Da vergonha e humilhação por que passaram os retornados chegou-me muito pouco. Grande parte da minha infância foi alimentada com histórias de aventuras e amizades profundas e verdadeiras, com os álbuns de fotografia antigos no colo e a voz da minha mãe, tão real, a falar dos seus laços com uma terra que ainda não conheci.

 

Sobre a guerra ouvi as histórias de um Portugal que abandonou os seus cidadãos e a vontade de todos em ficar na terra quente. As paixões que ficaram por viver, as famílias que perderam o rasto aos seus. E o locutor de rádio, gordíssimo - foi tão ao engano quem imaginou a figura daquela voz potentissíma - graças a quem a minha família se reencontrou após semanas, na estrada, a fugir às guerrilhas e à morte.

 

Da vergonha e humilhação por que passaram os retornados chegou-me muito pouco, de facto.

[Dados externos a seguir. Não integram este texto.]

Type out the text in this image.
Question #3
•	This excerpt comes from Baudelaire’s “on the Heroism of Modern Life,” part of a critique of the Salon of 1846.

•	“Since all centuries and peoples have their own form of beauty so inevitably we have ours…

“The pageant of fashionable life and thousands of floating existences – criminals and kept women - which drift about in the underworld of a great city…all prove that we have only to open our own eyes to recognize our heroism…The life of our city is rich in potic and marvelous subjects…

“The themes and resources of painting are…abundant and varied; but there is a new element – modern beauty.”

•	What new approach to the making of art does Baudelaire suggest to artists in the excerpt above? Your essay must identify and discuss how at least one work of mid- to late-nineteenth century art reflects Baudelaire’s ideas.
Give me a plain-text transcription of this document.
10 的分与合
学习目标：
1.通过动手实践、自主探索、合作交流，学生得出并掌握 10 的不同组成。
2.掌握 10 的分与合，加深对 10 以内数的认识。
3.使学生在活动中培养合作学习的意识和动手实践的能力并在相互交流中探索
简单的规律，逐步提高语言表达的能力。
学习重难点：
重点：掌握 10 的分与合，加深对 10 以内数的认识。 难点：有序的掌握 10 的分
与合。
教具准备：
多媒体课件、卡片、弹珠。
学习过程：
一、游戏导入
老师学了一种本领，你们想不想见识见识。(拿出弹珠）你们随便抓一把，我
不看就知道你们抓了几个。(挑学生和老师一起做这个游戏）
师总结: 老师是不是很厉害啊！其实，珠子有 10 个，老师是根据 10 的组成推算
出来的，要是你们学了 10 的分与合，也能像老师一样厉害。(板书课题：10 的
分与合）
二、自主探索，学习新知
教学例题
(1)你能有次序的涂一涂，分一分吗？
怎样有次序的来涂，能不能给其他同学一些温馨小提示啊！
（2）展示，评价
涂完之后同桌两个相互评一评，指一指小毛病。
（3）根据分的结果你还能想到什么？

Lembro-me de ouvir lá em casa que o meu pai foi obrigado a cortar o cabelo e a barba para conseguir trabalho – conselho de um amigo – e da arrogância ou desprezo, ou as duas coisas, dos vizinhos.

 

Mas a história que prevalece, para mim, é aquela que começa na primeira noite debaixo de céu angolano, num país profundo, virgem. O meu avô era guarda-florestal. Recém-casados, ele e a minha avó passaram as primeiras noites, ou semanas, numa tenda no meio do mato. As populações rodearam-nos e deram indicações (talvez em kimbundo ou umbundo, dialectos locais) para que os acompanhassem. Sob aquilo que parecia uma ameaça, lá cumpriram, e quando chegaram ao destino, um quilómetro adiante, tinham uma refeição à sua espera.

 

Sim, os meus avós apaixonaram-se por Angola. Viveram ali os melhores anos das suas vidas. Mais: viveram gratos pela oportunidade de viver num país tão extraordinário. Como muitos, regressaram a Portugal contrariados, porque tinha que ser, porque queriam pôr a sua família em segurança. E não mereciam passar pelas humilhações que os esperavam em Portugal.

 

“Depois do Adeus”, a nova série da RTP, faz um retrato do que se passou. Um retrato fiel que apazigua o coração de tanta gente que deixou a “sua” terra para regressar à “pátria” de Mário Soares (ficou célebre um discurso seu em que dizia que os portugueses das colónias estavam por sua conta, entregues à sua sorte). Gente como a senhora A. que conheci noutro dia aqui mesmo, em Timor, e que me contou emocionada que ainda tentou regressar a uma Angola que já não era a sua.

 

Uma senhora com cerca de 60 anos que em Portugal se recusou a ver a série mas que durante uma escala em Singapura, através da RTP Internacional, fez as pazes com o passado.

 

Grande RTP!

 

E não consigo deixar de pensar como será o regresso da minha geração, desta geração emigrante, um dia, a Portugal. Seremos recebidos de braços abertos ou de punho fechado? Irão acusar-nos de ter abandonado o nosso país? Ou irão lembrar-se que nós é que fomos abandonados, aconselhados a partir?

 

E há um ano, a 13 de Março, disse adeus a Portugal.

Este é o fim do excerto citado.